Ce caractère parasitaire se révèle aujourd'hui dans la
profonde crise qui touche l'ensemble de l'économie capitaliste, reflet
de son incapacité à répondre aux besoins réels de
la société, et qui la fait plonger dans la spirale de la spéculation
dont la folie boursière est l'aboutissement inévitable.
Un
déséquilibre entre l'offre et la demande, entretenu par les compagnies
pétrolières
En
ce qui concerne la hausse des prix du baril, il ne manque pas d'experts pour
nous expliquer que ce serait quasi naturel
Nous arriverions à la
fin des réserves de pétrole et cela au moment où sa consommation
ne cesse d'augmenter du fait de l'essor des pays émergents comme la Chine,
l'Inde ou le Brésil. Même s'il est évident que les réserves
de pétrole ne sont pas infinies et que de toute façon l'augmentation
de sa consommation pose un problème car elle accentue le réchauffement
climatique, la hausse actuelle n'est pas la conséquence d'une pénurie
" naturelle ".
Un des dirigeants de Total pose le véritable problème en déclarant
: " Il n'y a pas de problème de réserves mais un problème
de capacités de production qui sous-tend le prix élevé
de pétrole ".
En effet, la tendance à la hausse des prix est la conséquence du choix des grandes compagnies pétrolières qui limitent volontairement les capacités de production en refusant de faire les investissements nécessaires pour exploiter de nouveaux gisements, tant que les prix du pétrole n'ont pas atteint des niveaux suffisants pour leur garantir des profits juteux. Les grandes compagnies pétrolières préfèrent augmenter la masse de leurs profits en augmentant le prix du baril plutôt que de procéder aux investissements lourds qui seraient nécessaire pour faire face à l'augmentation de la demande. C'est leur position de monopole qui leur permet d'imposer leur volonté aux Etats, y compris ceux de l'OPEP.

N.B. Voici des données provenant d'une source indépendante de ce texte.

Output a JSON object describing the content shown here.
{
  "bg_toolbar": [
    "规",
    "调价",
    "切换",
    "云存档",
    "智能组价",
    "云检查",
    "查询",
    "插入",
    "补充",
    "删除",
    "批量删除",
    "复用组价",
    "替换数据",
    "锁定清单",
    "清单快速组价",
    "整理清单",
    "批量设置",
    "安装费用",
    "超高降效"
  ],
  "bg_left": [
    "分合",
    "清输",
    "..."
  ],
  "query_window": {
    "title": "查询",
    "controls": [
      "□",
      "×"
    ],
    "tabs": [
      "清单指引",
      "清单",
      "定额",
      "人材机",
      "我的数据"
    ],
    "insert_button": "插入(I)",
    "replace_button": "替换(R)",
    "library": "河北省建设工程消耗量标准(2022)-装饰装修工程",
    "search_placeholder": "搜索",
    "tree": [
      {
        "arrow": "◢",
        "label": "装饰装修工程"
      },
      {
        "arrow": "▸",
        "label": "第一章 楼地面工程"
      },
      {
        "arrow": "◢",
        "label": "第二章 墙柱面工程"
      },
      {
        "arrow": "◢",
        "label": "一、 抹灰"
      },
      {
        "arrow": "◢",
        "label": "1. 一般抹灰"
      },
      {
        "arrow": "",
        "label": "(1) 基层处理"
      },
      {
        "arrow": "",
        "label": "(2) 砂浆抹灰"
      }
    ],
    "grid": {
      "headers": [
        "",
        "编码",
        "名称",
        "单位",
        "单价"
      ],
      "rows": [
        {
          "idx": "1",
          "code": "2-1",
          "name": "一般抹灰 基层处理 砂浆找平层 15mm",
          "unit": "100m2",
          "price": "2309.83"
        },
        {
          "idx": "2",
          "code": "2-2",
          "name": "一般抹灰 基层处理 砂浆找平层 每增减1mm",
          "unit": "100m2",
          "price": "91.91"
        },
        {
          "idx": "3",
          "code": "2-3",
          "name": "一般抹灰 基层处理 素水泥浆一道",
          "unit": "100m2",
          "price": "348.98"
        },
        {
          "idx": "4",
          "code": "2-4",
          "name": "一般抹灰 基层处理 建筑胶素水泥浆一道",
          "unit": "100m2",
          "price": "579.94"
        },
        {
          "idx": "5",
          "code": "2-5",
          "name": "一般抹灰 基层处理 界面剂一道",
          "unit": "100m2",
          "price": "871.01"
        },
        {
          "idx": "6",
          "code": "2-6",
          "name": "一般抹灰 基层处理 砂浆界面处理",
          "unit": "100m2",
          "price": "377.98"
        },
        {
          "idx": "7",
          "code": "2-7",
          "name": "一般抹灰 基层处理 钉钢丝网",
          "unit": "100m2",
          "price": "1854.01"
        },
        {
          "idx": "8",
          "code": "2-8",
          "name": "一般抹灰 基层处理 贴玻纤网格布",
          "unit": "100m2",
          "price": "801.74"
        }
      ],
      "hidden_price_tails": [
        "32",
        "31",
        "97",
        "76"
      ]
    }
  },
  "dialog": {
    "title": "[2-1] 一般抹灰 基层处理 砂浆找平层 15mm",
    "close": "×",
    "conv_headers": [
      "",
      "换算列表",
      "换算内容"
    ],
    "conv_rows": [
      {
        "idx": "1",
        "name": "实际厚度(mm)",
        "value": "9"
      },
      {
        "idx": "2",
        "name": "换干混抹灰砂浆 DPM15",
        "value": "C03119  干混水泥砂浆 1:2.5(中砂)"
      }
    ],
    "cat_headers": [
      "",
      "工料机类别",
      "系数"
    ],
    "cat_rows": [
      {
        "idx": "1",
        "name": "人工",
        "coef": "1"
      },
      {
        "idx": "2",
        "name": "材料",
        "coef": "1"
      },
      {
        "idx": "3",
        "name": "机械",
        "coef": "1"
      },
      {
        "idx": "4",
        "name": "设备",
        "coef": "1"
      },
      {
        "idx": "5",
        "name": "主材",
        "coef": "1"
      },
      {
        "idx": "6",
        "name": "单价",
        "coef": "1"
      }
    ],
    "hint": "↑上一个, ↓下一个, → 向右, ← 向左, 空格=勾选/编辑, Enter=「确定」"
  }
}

Parce qu'elles ne poursuivent d'autres buts que la recherche du profit, les multinationales du pétrole sont capables, comme elles l'ont fait pendant des années, de pousser à une augmentation complètement anarchique et irresponsable de la consommation de carburant en développant, entre autre, le transport routier automobile avec toutes les conséquences catastrophiques pour l'environnement. Mais les mêmes, et finalement dans le même but, sont capables comme aujourd'hui d'organiser la pénurie du pétrole pour provoquer une flambée spéculative sur les prix, entraînant une véritable catastrophe sociale pour les populations. Cela n'est en rien contradictoire puisque dans les deux cas, elles poursuivent le même but en en faisant payer le prix aux populations comme à la planète.
Pas
d'issue à la crise écologique dans le cadre du marché
Pour
faire accepter ces hausses de prix, certains, jusque dans le gouvernement, avancent
hypocritement des arguments écologiques : ce serait l'annonce d'un tournant
dans l'utilisation des énergies fossiles, réponse à la
crise écologique que plus personne ne peut nier.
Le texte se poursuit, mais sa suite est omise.